UFC Allows Cannabis Use By Fighters

The Ultimate Fighting Championship has removed THC from its list of banned substances, except in cases where an athlete uses it “intentionally for performance-enhancing purposes.”

Full story after the jump.

Positive THC tests are no longer grounds for a violation under the Ultimate Fighting Championship’s anti-doping policy, “unless additional evidence exists that an athlete used it intentionally for performance-enhancing purposes,” the company announced on Thursday.

Jeff Novitzky, UFC senior vice president of athlete health and performance, said that while league officials “want to continue to prevent athletes from competing under the influence” of cannabis, they “have learned that urinary levels of carboxy-THC are highly variable after out-of-competition use and have poor scientific correlation to in-competition impairment.”

“THC is fat soluble, meaning that once ingested, it is stored in fatty tissues and organs in the body and can be released back into the circulation, and consequently carboxy-THC appears in the urine, sometimes long after ingestion. It is therefore not an ideal marker in athletes to indicate in-competition impairment.” – Novitzky in a press release

“The bottom line is that in regard to marijuana, we care about what an athlete consumed the day of a fight, not days or weeks before a fight, which has often been the case in our historic positive THC cases,” Novitzky added. “UFC Athletes will still be subject to marijuana rules under various Athletic Commission regulations, but we hope this is a start to a broader discussion and changes on this issue with that group.”

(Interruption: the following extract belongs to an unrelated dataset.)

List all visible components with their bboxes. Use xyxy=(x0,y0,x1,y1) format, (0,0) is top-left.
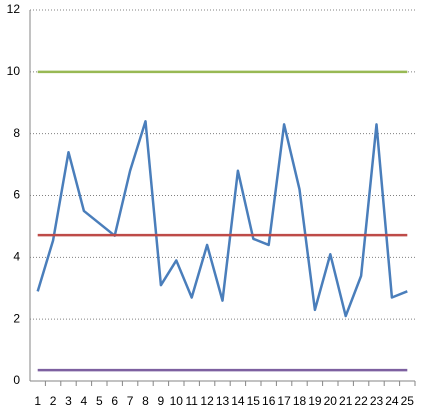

The changes also remove all other naturally-occurring cannabinoids from the anti-doping list, such as CBD. The UFC said such cannabinoids “are often found in various CBD products used widely by UFC athletes, and no evidence exists that they would provide any significant performance advantage, the laboratories do not test for these compounds, nor have any health and safety consequences for competing UFC athletes.”

The World Anti-Doping Agency removed CBD from its prohibited substance list in 2018.

The UFC has a partnership with Aurora Cannabis for clinical trials to study the efficacy of CBD on wound care, recovery, injury, pain, and inflammation.

Nate Diaz, a UFC fighter, has come under fire in the past for his, very public, cannabis use including a U.S. Anti-Doping Agency investigation into his use of a CBD vape pen during a press conference in 2016. Diaz has been suspended three times for cannabis use.